Li Pengfei, Liu Liu, Halushka Perry V, Trojanowska Maria, Wang Guirong, Ergul Adviye, Fan Hongkuan
Department of Pathology and Laboratory Medicine, Medical University of South Carolina, 173 Ashley Ave, Charleston, SC, 29425, USA.
Department of Medicine, Medical University of South Carolina, Charleston, SC, 29425, USA.
Inflamm Res. 2025 Jan 25;74(1):28. doi: 10.1007/s00011-025-02000-z.
Sepsis-associated encephalopathy (SAE) often results from neuroinflammation. Recent studies have shown that brain platelet-derived growth factor receptor β (PDGFRβ) cells, including pericytes, may act as early sensors of infection by secreting monocyte chemoattractant protein-1 (MCP-1), which transmits inflammatory signals to the central nervous system. The erythroblast transformation-specific (ETS) transcription factor Friend leukemia virus integration 1 (Fli-1) plays a critical role in inflammation by regulating the expression of key cytokines, including MCP-1. However, the role of pericyte Fli-1 in neuroinflammation during sepsis remains largely unknown.
WT and pericyte-specific Fli-1 knockout mice were subjected to endotoxemia through LPS injection or sepsis via cecal ligation and puncture (CLP). In vitro, Fli-1 was knocked down using small interfering RNA in cultured mouse brain pericytes, followed by LPS stimulation.
Elevated Fli-1 levels were observed in isolated brain pericytes 2 h after LPS administration, in brain tissues 4 h after CLP, and in cultured mouse brain pericytes 2 h after LPS stimulation in vitro. In endotoxemic mice, pericyte-specific Fli-1 knockout reduced expression of MCP-1 and IL-6 in brain tissue 2 h after LPS injection. At 24 h post-LPS administration, protein levels of MCP-1 and IL-6, and microglia activation were suppressed in pericyte-Fli-1 knockout mice. Additionally, Fli-1 deficiency in pericytes significantly reduced MCP-1 and IL-6 mRNA levels in the brain tissue 4 h after CLP. Moreover, in cultured brain pericytes, Fli-1 knockdown markedly decreased MCP-1 and IL-6 levels after LPS stimulation. Notably, LPS stimulation increased Fli-1 levels via TLR4-Myd88 signaling, which subsequently led to elevated production of MCP-1 in brain pericytes.
Fli-1 in pericytes may serve as a crucial mediator of neuroinflammation during sepsis by directly regulating pivotal cytokines such as MCP-1 and IL-6. Therefore, Fli-1 has the potential to serve as a therapeutic target in SAE and other neuroinflammatory disorders.

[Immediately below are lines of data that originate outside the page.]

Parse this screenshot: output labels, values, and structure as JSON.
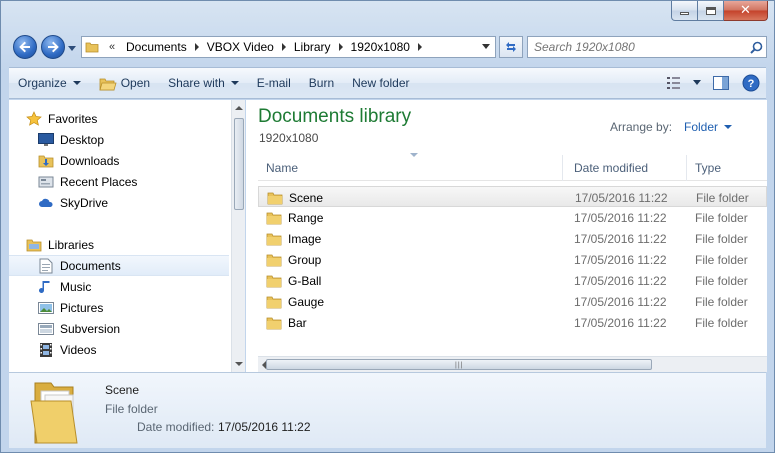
{
  "address": {
    "chevrons": "«",
    "crumbs": [
      "Documents",
      "VBOX Video",
      "Library",
      "1920x1080"
    ]
  },
  "search": {
    "placeholder": "Search 1920x1080"
  },
  "toolbar": {
    "organize": "Organize",
    "open": "Open",
    "share_with": "Share with",
    "email": "E-mail",
    "burn": "Burn",
    "new_folder": "New folder"
  },
  "nav_tree": {
    "favorites": "Favorites",
    "favorites_items": [
      "Desktop",
      "Downloads",
      "Recent Places",
      "SkyDrive"
    ],
    "libraries": "Libraries",
    "libraries_items": [
      "Documents",
      "Music",
      "Pictures",
      "Subversion",
      "Videos"
    ],
    "selected": "Documents"
  },
  "library": {
    "title": "Documents library",
    "subtitle": "1920x1080",
    "arrange_label": "Arrange by:",
    "arrange_value": "Folder"
  },
  "columns": {
    "name": "Name",
    "date": "Date modified",
    "type": "Type"
  },
  "files": [
    {
      "name": "Scene",
      "date": "17/05/2016 11:22",
      "type": "File folder"
    },
    {
      "name": "Range",
      "date": "17/05/2016 11:22",
      "type": "File folder"
    },
    {
      "name": "Image",
      "date": "17/05/2016 11:22",
      "type": "File folder"
    },
    {
      "name": "Group",
      "date": "17/05/2016 11:22",
      "type": "File folder"
    },
    {
      "name": "G-Ball",
      "date": "17/05/2016 11:22",
      "type": "File folder"
    },
    {
      "name": "Gauge",
      "date": "17/05/2016 11:22",
      "type": "File folder"
    },
    {
      "name": "Bar",
      "date": "17/05/2016 11:22",
      "type": "File folder"
    }
  ],
  "details": {
    "name": "Scene",
    "type": "File folder",
    "date_label": "Date modified:",
    "date_value": "17/05/2016 11:22"
  },
  "colors": {
    "library_title": "#1e7b34",
    "link_blue": "#1f5fb0",
    "folder_yellow": "#e8c25a"
  }
}
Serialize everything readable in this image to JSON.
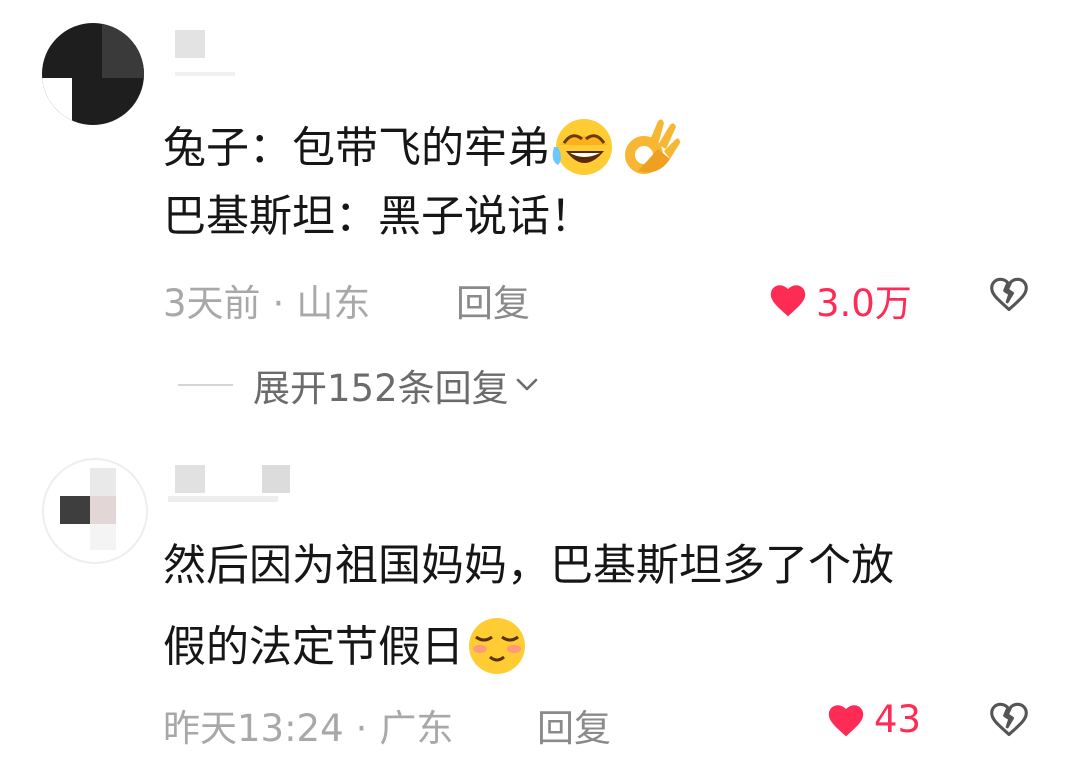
{
  "comments": [
    {
      "lines": [
        "兔子：包带飞的牢弟",
        "巴基斯坦：黑子说话！"
      ],
      "time": "3天前",
      "location": "山东",
      "reply_label": "回复",
      "likes": "3.0万"
    },
    {
      "lines": [
        "然后因为祖国妈妈，巴基斯坦多了个放",
        "假的法定节假日"
      ],
      "time": "昨天13:24",
      "location": "广东",
      "reply_label": "回复",
      "likes": "43"
    }
  ],
  "expand_replies": "展开152条回复",
  "colors": {
    "like": "#fe2c55",
    "meta": "#a8a8a8",
    "text": "#161616"
  },
  "icons": [
    "heart-icon",
    "dislike-heart-icon",
    "chevron-down-icon",
    "laughing-crying-emoji",
    "ok-hand-emoji",
    "smiling-emoji"
  ]
}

脓毒症相关脑病(SAE)通常由神经炎症引起。最近的研究表明,包括周细胞在内的脑血小板衍生生长因子受体β(PDGFRβ)细胞可能通过分泌单核细胞趋化蛋白-1(MCP-1)作为感染的早期传感器,MCP-1将炎症信号传递至中枢神经系统。成红细胞转化特异性(ETS)转录因子Friend白血病病毒整合1(Fli-1)通过调节包括MCP-1在内的关键细胞因子的表达在炎症中起关键作用。然而,周细胞Fli-1在脓毒症期间神经炎症中的作用仍 largely 未知。
野生型和周细胞特异性Fli-1基因敲除小鼠通过注射脂多糖(LPS)诱导内毒素血症或通过盲肠结扎和穿刺(CLP)诱导脓毒症。在体外,使用小干扰RNA在培养的小鼠脑周细胞中敲低Fli-1,然后进行LPS刺激。

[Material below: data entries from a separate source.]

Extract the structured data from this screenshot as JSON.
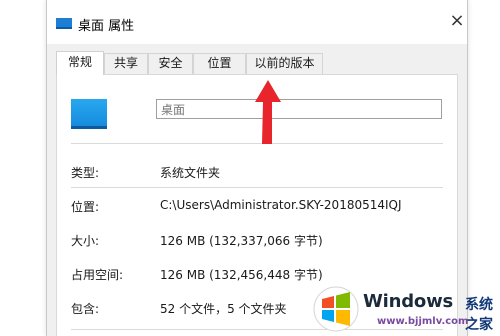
{
  "window": {
    "title": "桌面 属性",
    "close_glyph": "×"
  },
  "tabs": [
    {
      "label": "常规",
      "active": true
    },
    {
      "label": "共享",
      "active": false
    },
    {
      "label": "安全",
      "active": false
    },
    {
      "label": "位置",
      "active": false
    },
    {
      "label": "以前的版本",
      "active": false
    }
  ],
  "general": {
    "folder_icon": "desktop-folder-icon",
    "name_value": "桌面",
    "properties": [
      {
        "label": "类型:",
        "value": "系统文件夹"
      },
      {
        "label": "位置:",
        "value": "C:\\Users\\Administrator.SKY-20180514IQJ"
      },
      {
        "label": "大小:",
        "value": "126 MB (132,337,066 字节)"
      },
      {
        "label": "占用空间:",
        "value": "126 MB (132,456,448 字节)"
      },
      {
        "label": "包含:",
        "value": "52 个文件，5 个文件夹"
      }
    ]
  },
  "annotation": {
    "icon": "red-arrow-icon",
    "color": "#e8242c"
  },
  "watermark": {
    "brand": "Windows",
    "cn_text": "系统之家",
    "url": "www.bjjmlv.com",
    "logo_icon": "windows-logo-icon"
  },
  "colors": {
    "accent": "#1c7fd6",
    "dialog_bg": "#f0f0f0"
  }
}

在LPS给药后2小时分离的脑周细胞中、CLP后4小时的脑组织中以及体外LPS刺激后2小时的培养小鼠脑周细胞中观察到Fli-1水平升高。在内毒素血症小鼠中,周细胞特异性Fli-1基因敲除降低了LPS注射后2小时脑组织中MCP-1和IL-6的表达。在LPS给药后24小时,周细胞Fli-1基因敲除小鼠中MCP-1和IL-6的蛋白水平以及小胶质细胞活化受到抑制。此外,周细胞中Fli-1缺乏显著降低了CLP后4小时脑组织中MCP-1和IL-6的mRNA水平。此外,在培养的脑周细胞中,Fli-1敲低显著降低了LPS刺激后MCP-1和IL-6的水平。值得注意的是,LPS刺激通过TLR4-Myd88信号通路增加了Fli-1水平,随后导致脑周细胞中MCP-1的产生增加。
周细胞中的Fli-1可能通过直接调节诸如MCP-1和IL-6等关键细胞因子而成为脓毒症期间神经炎症的关键介质。因此,Fli-1有潜力作为SAE和其他神经炎症性疾病的治疗靶点。